‘We’re Closer to Mexico Than We Are to Any Major American City’: How Artists in Texas Are Addressing the Border Crisis
A show at Ballroom Marfa addresses the humanitarian and ecological crises of the border head-on.
The US-Mexico border has been a political flashpoint for decades, and the intensity of the debate has only multiplied since the election of Donald Trump in November 2016.
In Marfa, the small artists’ enclave in deep southwestern Texas, the arts non-profit Ballroom decided to organize a show explicitly exploring border issues.
“We invited artists to come out [to Marfa] to directly respond to ecological and political issues in the borderlands,” Ballroom director and curator Laura Copelin explained. “We’re about an hour from Mexico and we’re closer to Mexico than we are to any major American city.”
The institution’s current group show, “Candelilla, Coatlicue, and the Breathing Machine,” on view until September, brings together artists Beatriz Cortez, Candice Lin, and Fernando Palma Rodríguez, each of whom has spent time in the region considering the inflamed political and ecological tensions of the border. And although their work won’t solve any problems—or change the suffering experienced by children and their families currently separated or detained—it does foreground the various issues at play in an increasingly fraught atmosphere.
One of the most politically charged works in the show is a domed outdoor sculpture by Cortez made of chainlink interwoven with strips of mylar. The work responds to the Trump administration’s policy of separating migrant families at the border and detaining children.
“When you drive from El Paso to Marfa, you have to drive through El Tornio, which was at [one] time one of the prisons that had the largest number of children in detention cages,” she says. “I wanted to take the same materials that the children had and make something beautiful for them. I wanted to think that another world is possible with the same materials that they had.”
The immediacy of the work is compounded by events that unfolded on the border between El Paso and Juarez while Cortez was installing the show in April. “There was chainlink fence built under the El Paso del Norte bridge connecting Juarez to the United States,” she says. “They locked central American immigrants under the bridge with chainlink and mylar blankets.”
The sculpture also draws inspiration from Cortez’s life story. In 1989, her own family was forced to flee violence in El Salvador, and the unfolding crisis echoes throughout her life. But she insists the work isn’t about her. “It’s an effort to get people pay attention to what is going on there,” she says.
Lin delves into both the ecology and politics of the region with her immersive new installation based on her research of the candelilla plant, a shrub native to northern Mexico and the American southwest that is picked, processed, and distributed as a food and cosmetics additive on both sides of the border.
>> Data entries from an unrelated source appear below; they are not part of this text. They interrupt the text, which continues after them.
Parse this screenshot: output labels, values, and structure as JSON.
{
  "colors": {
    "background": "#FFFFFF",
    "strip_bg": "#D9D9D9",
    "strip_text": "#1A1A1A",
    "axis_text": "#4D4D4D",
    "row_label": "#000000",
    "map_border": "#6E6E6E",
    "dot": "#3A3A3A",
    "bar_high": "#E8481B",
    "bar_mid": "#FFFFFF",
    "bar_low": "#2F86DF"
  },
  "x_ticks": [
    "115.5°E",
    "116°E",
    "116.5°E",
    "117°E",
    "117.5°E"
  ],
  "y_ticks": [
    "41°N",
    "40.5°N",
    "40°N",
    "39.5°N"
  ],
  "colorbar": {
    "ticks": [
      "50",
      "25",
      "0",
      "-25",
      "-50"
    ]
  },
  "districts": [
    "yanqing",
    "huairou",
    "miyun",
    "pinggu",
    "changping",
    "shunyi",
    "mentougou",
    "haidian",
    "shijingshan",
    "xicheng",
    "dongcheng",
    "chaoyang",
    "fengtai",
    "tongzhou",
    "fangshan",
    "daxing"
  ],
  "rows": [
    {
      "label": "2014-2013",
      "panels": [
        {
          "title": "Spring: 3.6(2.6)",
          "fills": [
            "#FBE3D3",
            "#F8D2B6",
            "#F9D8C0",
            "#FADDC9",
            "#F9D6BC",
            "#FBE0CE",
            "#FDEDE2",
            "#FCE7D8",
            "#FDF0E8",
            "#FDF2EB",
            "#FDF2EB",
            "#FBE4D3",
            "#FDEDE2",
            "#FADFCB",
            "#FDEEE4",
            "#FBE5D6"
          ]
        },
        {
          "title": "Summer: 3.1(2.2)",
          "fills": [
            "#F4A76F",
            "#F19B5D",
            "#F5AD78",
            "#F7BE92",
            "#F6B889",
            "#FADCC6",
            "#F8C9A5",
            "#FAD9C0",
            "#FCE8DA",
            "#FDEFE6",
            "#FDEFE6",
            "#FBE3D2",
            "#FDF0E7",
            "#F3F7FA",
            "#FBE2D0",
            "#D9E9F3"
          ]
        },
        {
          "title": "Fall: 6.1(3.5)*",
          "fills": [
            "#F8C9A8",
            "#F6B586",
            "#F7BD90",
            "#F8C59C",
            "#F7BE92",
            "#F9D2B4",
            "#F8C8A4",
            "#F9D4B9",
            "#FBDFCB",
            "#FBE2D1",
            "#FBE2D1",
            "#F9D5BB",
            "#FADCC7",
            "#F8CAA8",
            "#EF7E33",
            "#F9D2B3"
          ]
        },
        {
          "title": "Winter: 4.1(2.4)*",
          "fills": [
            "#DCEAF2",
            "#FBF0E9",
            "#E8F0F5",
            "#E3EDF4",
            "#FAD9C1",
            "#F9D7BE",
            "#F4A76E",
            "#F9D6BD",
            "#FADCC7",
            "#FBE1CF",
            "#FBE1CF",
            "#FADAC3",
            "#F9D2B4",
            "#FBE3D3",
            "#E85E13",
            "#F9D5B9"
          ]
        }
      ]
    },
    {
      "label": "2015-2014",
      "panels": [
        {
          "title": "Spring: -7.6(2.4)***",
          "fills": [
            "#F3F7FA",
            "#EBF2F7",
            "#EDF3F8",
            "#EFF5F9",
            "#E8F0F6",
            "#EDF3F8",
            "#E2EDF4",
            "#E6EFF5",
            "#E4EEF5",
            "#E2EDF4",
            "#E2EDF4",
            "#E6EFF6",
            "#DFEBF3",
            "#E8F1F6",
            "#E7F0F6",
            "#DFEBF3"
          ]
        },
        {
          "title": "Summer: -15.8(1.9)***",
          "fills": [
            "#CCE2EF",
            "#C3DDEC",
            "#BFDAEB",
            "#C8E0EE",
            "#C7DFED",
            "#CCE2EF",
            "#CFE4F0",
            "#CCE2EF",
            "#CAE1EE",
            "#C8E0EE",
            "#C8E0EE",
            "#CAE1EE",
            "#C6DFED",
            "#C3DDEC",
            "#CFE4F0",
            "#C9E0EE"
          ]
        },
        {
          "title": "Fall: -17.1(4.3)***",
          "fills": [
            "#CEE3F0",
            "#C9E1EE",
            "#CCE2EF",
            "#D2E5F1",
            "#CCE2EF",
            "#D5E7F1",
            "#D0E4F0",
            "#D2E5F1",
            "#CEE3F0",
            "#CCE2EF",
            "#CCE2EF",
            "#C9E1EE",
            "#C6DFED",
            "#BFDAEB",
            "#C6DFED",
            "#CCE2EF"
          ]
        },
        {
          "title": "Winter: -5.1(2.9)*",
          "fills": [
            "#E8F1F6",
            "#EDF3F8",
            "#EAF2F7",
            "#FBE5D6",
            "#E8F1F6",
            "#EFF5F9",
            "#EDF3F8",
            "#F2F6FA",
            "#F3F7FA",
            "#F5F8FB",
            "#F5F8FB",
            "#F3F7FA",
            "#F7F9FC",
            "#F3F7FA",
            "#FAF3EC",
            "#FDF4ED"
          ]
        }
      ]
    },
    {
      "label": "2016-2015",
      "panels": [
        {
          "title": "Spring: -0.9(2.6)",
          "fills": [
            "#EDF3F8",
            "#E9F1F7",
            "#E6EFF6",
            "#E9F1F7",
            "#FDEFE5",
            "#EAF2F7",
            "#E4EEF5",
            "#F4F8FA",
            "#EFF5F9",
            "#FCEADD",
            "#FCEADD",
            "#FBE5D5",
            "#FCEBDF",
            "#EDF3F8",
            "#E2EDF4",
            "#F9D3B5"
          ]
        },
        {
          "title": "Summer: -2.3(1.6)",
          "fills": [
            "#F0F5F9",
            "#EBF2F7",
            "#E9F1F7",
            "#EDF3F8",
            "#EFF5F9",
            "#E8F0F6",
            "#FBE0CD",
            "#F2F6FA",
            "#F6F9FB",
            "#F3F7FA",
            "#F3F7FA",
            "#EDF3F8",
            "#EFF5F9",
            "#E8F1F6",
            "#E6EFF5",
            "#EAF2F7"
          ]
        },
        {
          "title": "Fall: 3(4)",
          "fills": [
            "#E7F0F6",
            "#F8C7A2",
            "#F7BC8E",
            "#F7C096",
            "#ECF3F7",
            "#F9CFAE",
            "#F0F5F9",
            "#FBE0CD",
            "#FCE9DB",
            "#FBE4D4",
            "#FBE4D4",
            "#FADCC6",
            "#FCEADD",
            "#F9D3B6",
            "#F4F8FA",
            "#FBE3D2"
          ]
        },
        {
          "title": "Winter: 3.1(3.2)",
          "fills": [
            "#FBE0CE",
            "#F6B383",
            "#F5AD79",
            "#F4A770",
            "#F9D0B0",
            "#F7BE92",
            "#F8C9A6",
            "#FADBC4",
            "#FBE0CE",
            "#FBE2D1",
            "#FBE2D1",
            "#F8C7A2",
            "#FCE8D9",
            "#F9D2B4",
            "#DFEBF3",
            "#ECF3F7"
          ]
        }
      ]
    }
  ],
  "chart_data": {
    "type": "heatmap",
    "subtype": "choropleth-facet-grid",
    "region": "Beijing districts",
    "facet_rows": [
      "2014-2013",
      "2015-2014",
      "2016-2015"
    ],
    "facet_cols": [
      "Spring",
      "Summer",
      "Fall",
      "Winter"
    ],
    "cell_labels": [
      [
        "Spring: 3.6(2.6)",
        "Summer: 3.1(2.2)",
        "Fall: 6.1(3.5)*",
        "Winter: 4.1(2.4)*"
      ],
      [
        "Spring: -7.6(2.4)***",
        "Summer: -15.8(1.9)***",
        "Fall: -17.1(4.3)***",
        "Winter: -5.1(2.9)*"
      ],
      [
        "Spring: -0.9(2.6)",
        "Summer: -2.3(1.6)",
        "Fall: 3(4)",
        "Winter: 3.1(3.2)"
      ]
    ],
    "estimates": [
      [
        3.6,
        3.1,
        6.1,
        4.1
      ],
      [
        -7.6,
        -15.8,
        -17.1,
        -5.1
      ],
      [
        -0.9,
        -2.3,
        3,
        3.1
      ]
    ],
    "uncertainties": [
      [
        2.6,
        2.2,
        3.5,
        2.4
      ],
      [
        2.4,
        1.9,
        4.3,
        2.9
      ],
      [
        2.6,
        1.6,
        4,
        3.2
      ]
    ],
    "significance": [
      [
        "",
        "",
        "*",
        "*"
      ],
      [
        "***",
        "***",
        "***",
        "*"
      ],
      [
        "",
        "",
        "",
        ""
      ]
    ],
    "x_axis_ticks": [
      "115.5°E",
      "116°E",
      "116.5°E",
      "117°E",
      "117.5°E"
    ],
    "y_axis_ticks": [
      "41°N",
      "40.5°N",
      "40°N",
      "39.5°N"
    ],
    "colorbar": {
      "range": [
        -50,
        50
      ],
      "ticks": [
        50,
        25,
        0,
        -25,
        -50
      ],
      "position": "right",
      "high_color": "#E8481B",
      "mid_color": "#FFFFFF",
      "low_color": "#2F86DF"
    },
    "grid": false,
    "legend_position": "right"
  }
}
Processing this plant is extremely labor intensive and requires the harvested plant to be boiled in hot water until the wax rises to the top and is skimmed off.
On a wall above one of Lin’s works is a large-scale close-up image of the syphilis virus, based on the shrub’s latin name Euphorbia antisyphilitica. As the name suggests, the candelilla was once thought to be a treatment for syphilis.
“I was thinking about viruses and histories of disease and the racialized language around those,” Lin says. “Syphilis is interesting because it’s still debated which way it went, if it was one of the few diseases that the indigenous people gave to the Spanish colonists or just one of many diseases they brought from Europe to the Americas.”
For his part, Rodríguez, a member of the Nahua people, an indigenous culture that traces its roots to Mexico and El Salvador, zeroes in on issues that get lost in the immigration debate.
“The predominant idea that the Southwest is a manifestation of Mexican-American culture is incomplete,” he told artnet News in an email. “There have been many Indigenous Nations that have been there before and I wanted to make that notion more comprehensive.”
Rodríguez’s works address intersecting lands and histories north and south of the border. One of his works, a pair of wheeled sculptures constructed of ladders adorned with coyote masks, features motion sensors that activate when a visitor enters the gallery. Rodríguez says the coyote, a tough scavenger, is an important symbol of indigenous perseverance.
“For me it represents the vitality that indigenous people still show despite centuries of depravation through colonization,” he says. “We are still here, able to contribute culturally to contemporary society. We are not a living fossil but a vibrant culture, and we are able to contribute to many different aspects of life.”